Tout cela se passait dans les années 60 dans le “pays de la liberté”, les USA. Si c’est indispensable, c’est justement qu’au delà de l’aspect autobiographique, il y a à la fois l’aspect historique, très précis, mais aussi l’aspect militant. On y découvre les différents groupes, leurs idéologies. On y découvre les différentes formes de militantisme, les luttes internes, les départs et les arrivées. Bref, la vie d’un mouvement politique. Tout cela est fait sous la forme de flashback, John Lewis accueillant de nos jours des visiteurs dans son bureau du congrès, au moment de l’investiture de Barack Obama. C’est passionnant, même si c’est parfois complexe dans les successions de sigles et de personnages. John Lewis s’attache à citer tous ses compagnons de route…Un point commun avec la biographie d’Obama, tiens.

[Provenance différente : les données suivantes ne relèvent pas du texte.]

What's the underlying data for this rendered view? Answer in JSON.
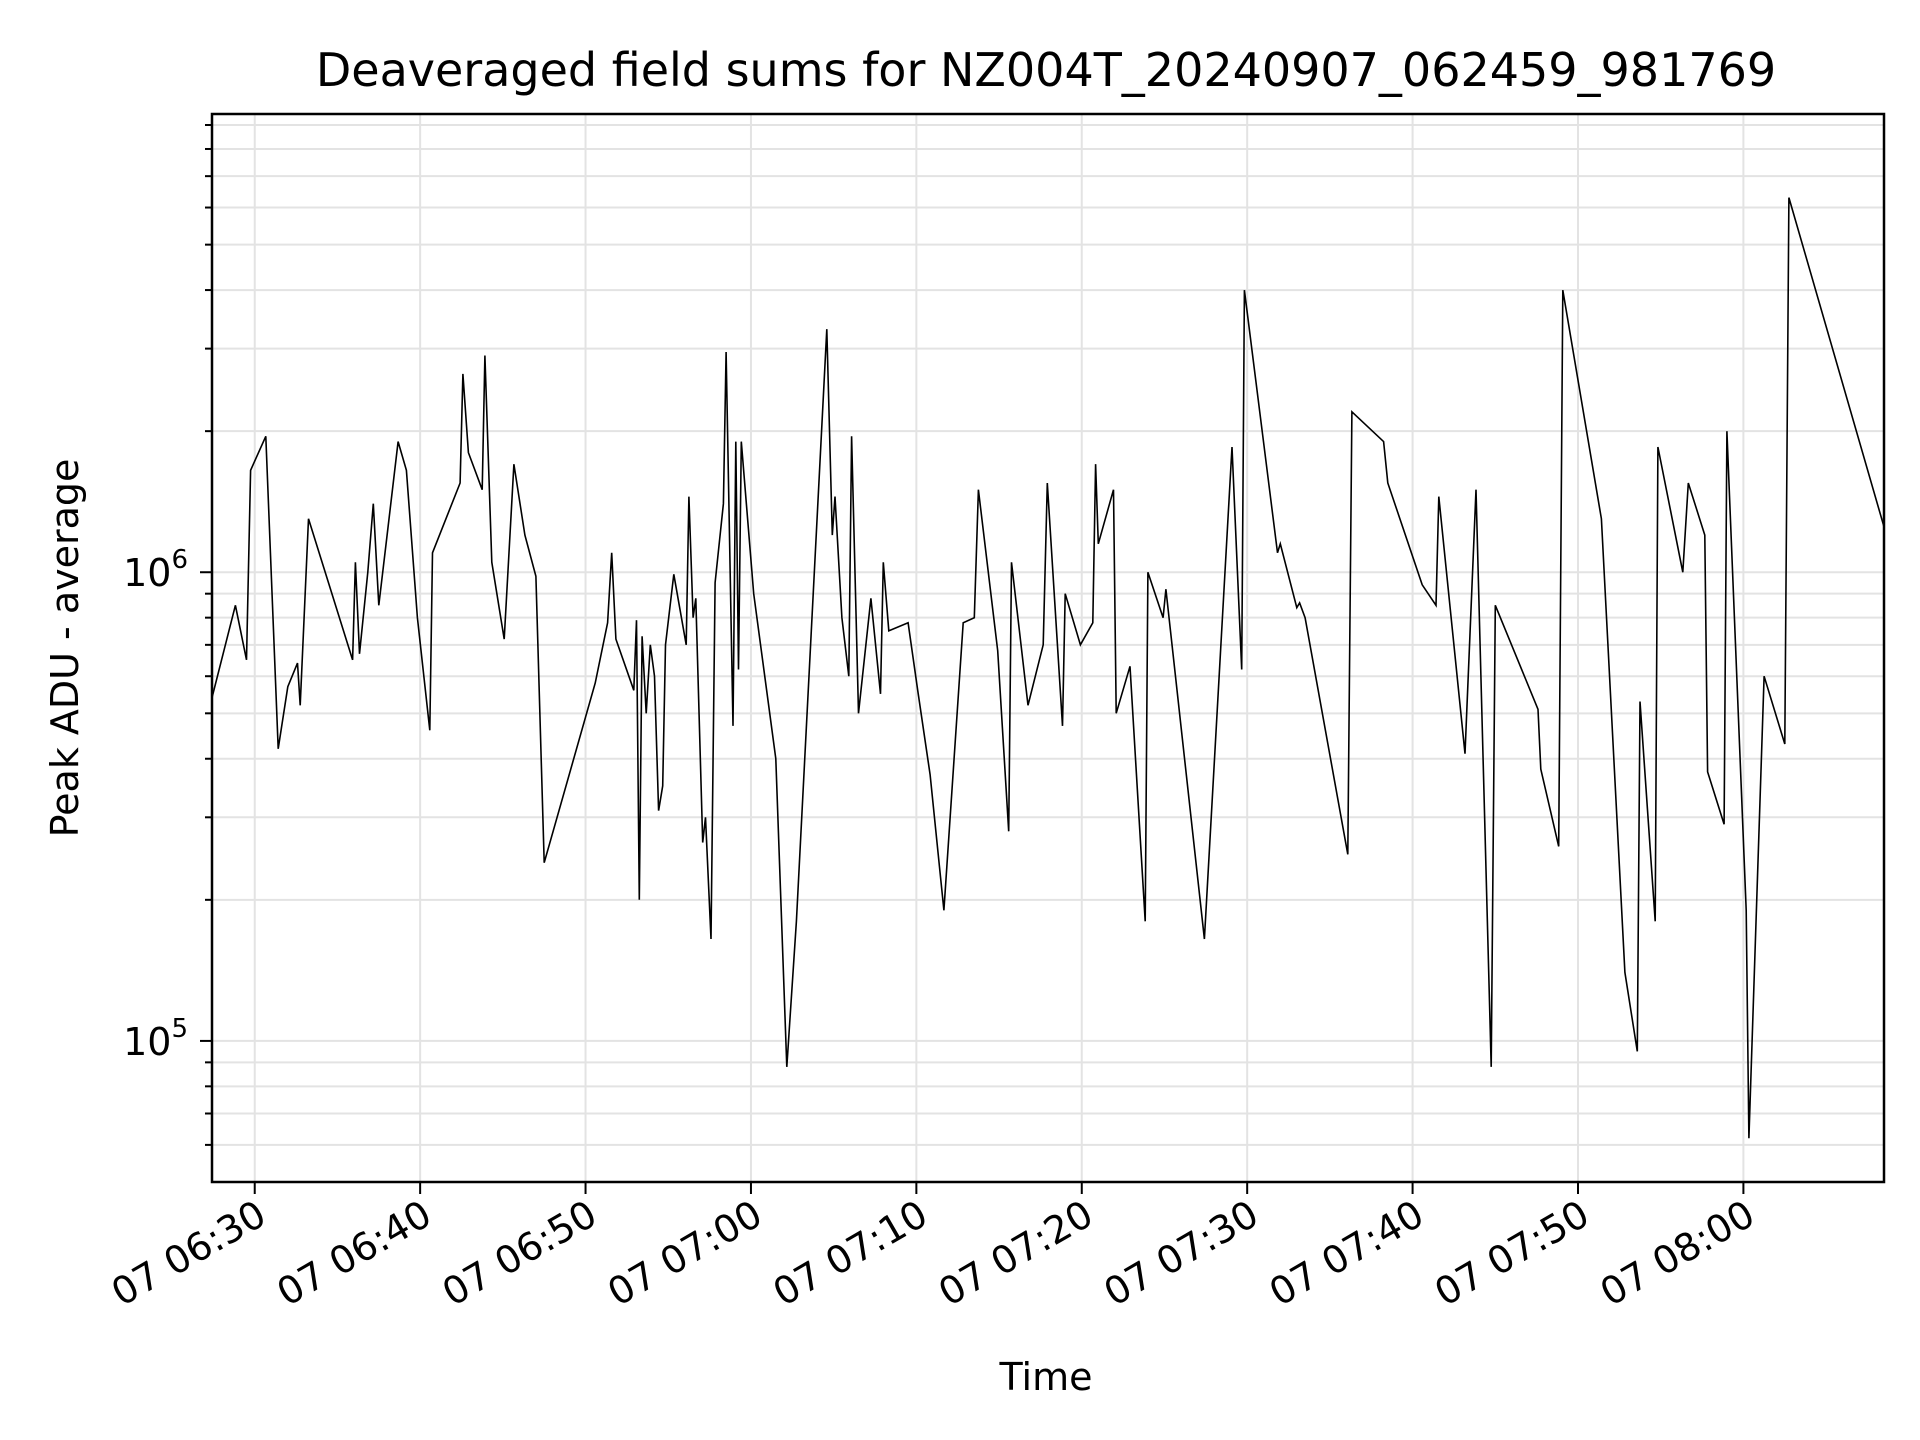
{
  "chart_data": {
    "type": "line",
    "title": "Deaveraged field sums for NZ004T_20240907_062459_981769",
    "xlabel": "Time",
    "ylabel": "Peak ADU - average",
    "yscale": "log",
    "grid": true,
    "xlim": [
      "2024-09-07T06:27:25",
      "2024-09-07T08:08:30"
    ],
    "ylim": [
      50000,
      9500000
    ],
    "x_ticks": [
      {
        "value": "2024-09-07T06:30:00",
        "label": "07 06:30"
      },
      {
        "value": "2024-09-07T06:40:00",
        "label": "07 06:40"
      },
      {
        "value": "2024-09-07T06:50:00",
        "label": "07 06:50"
      },
      {
        "value": "2024-09-07T07:00:00",
        "label": "07 07:00"
      },
      {
        "value": "2024-09-07T07:10:00",
        "label": "07 07:10"
      },
      {
        "value": "2024-09-07T07:20:00",
        "label": "07 07:20"
      },
      {
        "value": "2024-09-07T07:30:00",
        "label": "07 07:30"
      },
      {
        "value": "2024-09-07T07:40:00",
        "label": "07 07:40"
      },
      {
        "value": "2024-09-07T07:50:00",
        "label": "07 07:50"
      },
      {
        "value": "2024-09-07T08:00:00",
        "label": "07 08:00"
      }
    ],
    "y_ticks": [
      {
        "value": 100000,
        "base": "10",
        "exp": "5"
      },
      {
        "value": 1000000,
        "base": "10",
        "exp": "6"
      }
    ],
    "series": [
      {
        "x": [
          "2024-09-07T06:27:25",
          "2024-09-07T06:28:50",
          "2024-09-07T06:29:30",
          "2024-09-07T06:29:45",
          "2024-09-07T06:30:40",
          "2024-09-07T06:31:25",
          "2024-09-07T06:32:00",
          "2024-09-07T06:32:35",
          "2024-09-07T06:32:45",
          "2024-09-07T06:33:15",
          "2024-09-07T06:35:55",
          "2024-09-07T06:36:05",
          "2024-09-07T06:36:20",
          "2024-09-07T06:36:50",
          "2024-09-07T06:37:10",
          "2024-09-07T06:37:30",
          "2024-09-07T06:38:00",
          "2024-09-07T06:38:40",
          "2024-09-07T06:39:10",
          "2024-09-07T06:39:50",
          "2024-09-07T06:40:35",
          "2024-09-07T06:40:45",
          "2024-09-07T06:42:25",
          "2024-09-07T06:42:35",
          "2024-09-07T06:42:55",
          "2024-09-07T06:43:45",
          "2024-09-07T06:43:55",
          "2024-09-07T06:44:20",
          "2024-09-07T06:45:05",
          "2024-09-07T06:45:40",
          "2024-09-07T06:46:20",
          "2024-09-07T06:47:00",
          "2024-09-07T06:47:30",
          "2024-09-07T06:50:35",
          "2024-09-07T06:51:20",
          "2024-09-07T06:51:35",
          "2024-09-07T06:51:50",
          "2024-09-07T06:52:55",
          "2024-09-07T06:53:05",
          "2024-09-07T06:53:15",
          "2024-09-07T06:53:25",
          "2024-09-07T06:53:40",
          "2024-09-07T06:53:55",
          "2024-09-07T06:54:10",
          "2024-09-07T06:54:25",
          "2024-09-07T06:54:40",
          "2024-09-07T06:54:50",
          "2024-09-07T06:55:20",
          "2024-09-07T06:56:05",
          "2024-09-07T06:56:15",
          "2024-09-07T06:56:30",
          "2024-09-07T06:56:40",
          "2024-09-07T06:57:05",
          "2024-09-07T06:57:15",
          "2024-09-07T06:57:35",
          "2024-09-07T06:57:50",
          "2024-09-07T06:58:20",
          "2024-09-07T06:58:30",
          "2024-09-07T06:58:55",
          "2024-09-07T06:59:05",
          "2024-09-07T06:59:15",
          "2024-09-07T06:59:25",
          "2024-09-07T07:00:10",
          "2024-09-07T07:01:30",
          "2024-09-07T07:02:10",
          "2024-09-07T07:02:45",
          "2024-09-07T07:04:35",
          "2024-09-07T07:04:55",
          "2024-09-07T07:05:05",
          "2024-09-07T07:05:30",
          "2024-09-07T07:05:55",
          "2024-09-07T07:06:05",
          "2024-09-07T07:06:30",
          "2024-09-07T07:07:15",
          "2024-09-07T07:07:50",
          "2024-09-07T07:08:00",
          "2024-09-07T07:08:20",
          "2024-09-07T07:09:30",
          "2024-09-07T07:10:05",
          "2024-09-07T07:10:50",
          "2024-09-07T07:11:40",
          "2024-09-07T07:12:50",
          "2024-09-07T07:13:30",
          "2024-09-07T07:13:45",
          "2024-09-07T07:14:55",
          "2024-09-07T07:15:35",
          "2024-09-07T07:15:45",
          "2024-09-07T07:16:45",
          "2024-09-07T07:17:40",
          "2024-09-07T07:17:55",
          "2024-09-07T07:18:50",
          "2024-09-07T07:19:00",
          "2024-09-07T07:19:55",
          "2024-09-07T07:20:40",
          "2024-09-07T07:20:50",
          "2024-09-07T07:21:00",
          "2024-09-07T07:21:55",
          "2024-09-07T07:22:05",
          "2024-09-07T07:22:55",
          "2024-09-07T07:23:50",
          "2024-09-07T07:24:00",
          "2024-09-07T07:24:55",
          "2024-09-07T07:25:05",
          "2024-09-07T07:27:25",
          "2024-09-07T07:29:05",
          "2024-09-07T07:29:40",
          "2024-09-07T07:29:50",
          "2024-09-07T07:31:50",
          "2024-09-07T07:32:00",
          "2024-09-07T07:33:00",
          "2024-09-07T07:33:10",
          "2024-09-07T07:33:30",
          "2024-09-07T07:36:05",
          "2024-09-07T07:36:20",
          "2024-09-07T07:38:15",
          "2024-09-07T07:38:30",
          "2024-09-07T07:40:35",
          "2024-09-07T07:41:25",
          "2024-09-07T07:41:35",
          "2024-09-07T07:43:10",
          "2024-09-07T07:43:50",
          "2024-09-07T07:44:45",
          "2024-09-07T07:45:00",
          "2024-09-07T07:47:35",
          "2024-09-07T07:47:45",
          "2024-09-07T07:48:50",
          "2024-09-07T07:49:05",
          "2024-09-07T07:51:25",
          "2024-09-07T07:52:50",
          "2024-09-07T07:53:35",
          "2024-09-07T07:53:45",
          "2024-09-07T07:54:40",
          "2024-09-07T07:54:50",
          "2024-09-07T07:56:20",
          "2024-09-07T07:56:40",
          "2024-09-07T07:57:40",
          "2024-09-07T07:57:50",
          "2024-09-07T07:58:50",
          "2024-09-07T07:59:00",
          "2024-09-07T08:00:10",
          "2024-09-07T08:00:20",
          "2024-09-07T08:01:15",
          "2024-09-07T08:02:30",
          "2024-09-07T08:02:45",
          "2024-09-07T08:08:30"
        ],
        "values": [
          540000,
          850000,
          650000,
          1650000,
          1950000,
          420000,
          570000,
          640000,
          520000,
          1300000,
          650000,
          1050000,
          670000,
          1000000,
          1400000,
          850000,
          1200000,
          1900000,
          1650000,
          800000,
          460000,
          1100000,
          1550000,
          2650000,
          1800000,
          1500000,
          2900000,
          1050000,
          720000,
          1700000,
          1200000,
          980000,
          240000,
          580000,
          780000,
          1100000,
          720000,
          560000,
          790000,
          200000,
          730000,
          500000,
          700000,
          600000,
          310000,
          350000,
          700000,
          990000,
          700000,
          1450000,
          800000,
          880000,
          265000,
          300000,
          165000,
          950000,
          1400000,
          2950000,
          470000,
          1900000,
          620000,
          1900000,
          900000,
          400000,
          88000,
          180000,
          3300000,
          1200000,
          1450000,
          800000,
          600000,
          1950000,
          500000,
          880000,
          550000,
          1050000,
          750000,
          780000,
          560000,
          370000,
          190000,
          780000,
          800000,
          1500000,
          680000,
          280000,
          1050000,
          520000,
          700000,
          1550000,
          470000,
          900000,
          700000,
          780000,
          1700000,
          1150000,
          1500000,
          500000,
          630000,
          180000,
          1000000,
          800000,
          920000,
          165000,
          1850000,
          620000,
          4000000,
          1100000,
          1150000,
          840000,
          860000,
          800000,
          250000,
          2200000,
          1900000,
          1550000,
          940000,
          850000,
          1450000,
          410000,
          1500000,
          88000,
          850000,
          510000,
          380000,
          260000,
          4000000,
          1300000,
          140000,
          95000,
          530000,
          180000,
          1850000,
          1000000,
          1550000,
          1200000,
          375000,
          290000,
          2000000,
          190000,
          62000,
          600000,
          430000,
          6300000,
          1250000
        ]
      }
    ]
  }
}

Pour la forme, Nate Powell a choisi un noir et blanc très marqué, comme si c’était symbolique. C’est puissant tout en restant lisible et esthétique. La mise en scène, les points de vue sont très variés avec un bon sens du mouvement, notamment dans les scènes d’action, ou plutôt d’agression. Et encore, il n’y a pas de violence superflue, pas trop de sang ou de cadavre, comme en rapport avec la non-violence de Lewis. Les scènes de violence de foule, de lynchage sont terriblement marquantes et glaçantes. Et on se prend à revoir les images récentes de l’ère Trump, cette voiture qui roula sur des manifestants … S’il y a eu des avancées, rien n’est jamais acquis. On le voit encore aujourd’hui pour l’IVG.

Et c’est là que Get Up America donne une suite à ces ouvrages. Après le réveil, il faut se lever à nouveau. Et pas que l’Amérique, semble-t-il. Il n’y a pour l’instant qu’un Tome qui traite de la suite, soit à partir de 1965. C’est un peu la traversée du désert pour John Lewis qui se voit viré du mouvement SNCC, qui voit la non-violence disparaître au profit du mouvement des Black Panthers, etc…C’est particulièrement politique car on voit comment les différentes orientations cohabitent, luttent mais aussi l’influence de la guerre du Vietnam dans ce mouvement des droits civiques. J’ai trouvé que le dessin était aussi plus mou, ce qui commençait aussi dans le dernier Wake up, avec plus de nuances de gris. Il y a aussi moins de flashback et plus de notes biographiques. Un complément parfaitement utile dont on attend la suite avec impatience, sachant que John Lewis est décédé en 2020. Assisté de Andrew Aydin, il a du laissé de nombreuses notes.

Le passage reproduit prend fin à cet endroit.